Он послушался, косясь на нунчаки в моих руках.
Ах, как это было мелко для джазмена, которого я даже зауважала немного за его непоказную, пусть грубую, твердость. Послать отморозка поколотить стекла машины частного детектива, протягивающего, по легенде, руку помощи. Обкурился Ребро до одури, что ли?
— Сейчас ты пойдешь к Реброву и передашь ему, чтобы он позвонил мне по сотовому как можно быстрее, если не хочет больших неприятностей. Номер у него есть. И можешь сказать, что разбил у моей машины все стекла. Иди, Миксер, быстро. Этим ты Ребру услугу окажешь.
Он утерся и пошел, спотыкаясь и поглядывая на меня через плечо. А я под одобрительные взгляды нескольких любителей джаза повернулась к машине.
Внимание посторонних мне было не по душе, и, бросив нунчаки на соседнее сиденье, я поспешила отъехать от этого места.

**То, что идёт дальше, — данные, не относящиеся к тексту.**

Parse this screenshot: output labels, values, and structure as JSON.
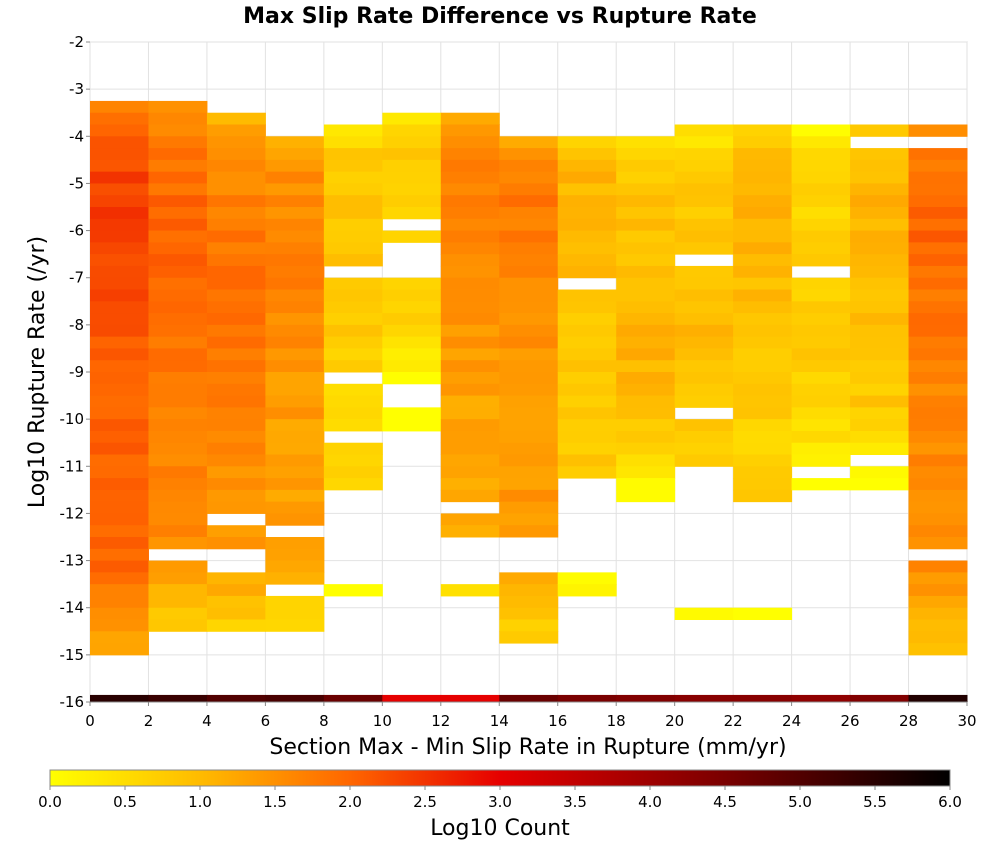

Ну почему так? Только обрадуешься чему-то хорошему, как происходит какая-нибудь неприятность. Не вмятина на капоте испортила мне настроение, нет. Наплевать на нее и забыть, грошовое дело. Неужели ошиблась я в Женьке и душонка у него настолько мелкая, что способен он послать еще более мелкую сволочь для того, чтобы попортить кровь непонравившемуся человеку? Если это действительно так, то не дождаться мне его звонка.
Едва я успела обо всем этом подумать, накручивая потихоньку руль, как мой сотовый сыграл вызов. Я даже остановила машину, перед тем как ответить.
— Эй, Иванова! — услышала я голос Ребра, нажав кнопку. — Ты чего так Миксера изукрасила? Совсем жалости у тебя нет.
— Вместо тебя, Женя, — ответила я и хотела высказать все, что о нем думаю, но он перебил:
— Я ему еще подбавил. Ничего, переживет и крепче будет. Нечего распоряжения глупых баб выполнять. Татьяна! — Он басом хохотнул мне в ухо: — Его Надюха послала. Приревновала она меня к тебе, дура! И он дурак тоже. Все дураки!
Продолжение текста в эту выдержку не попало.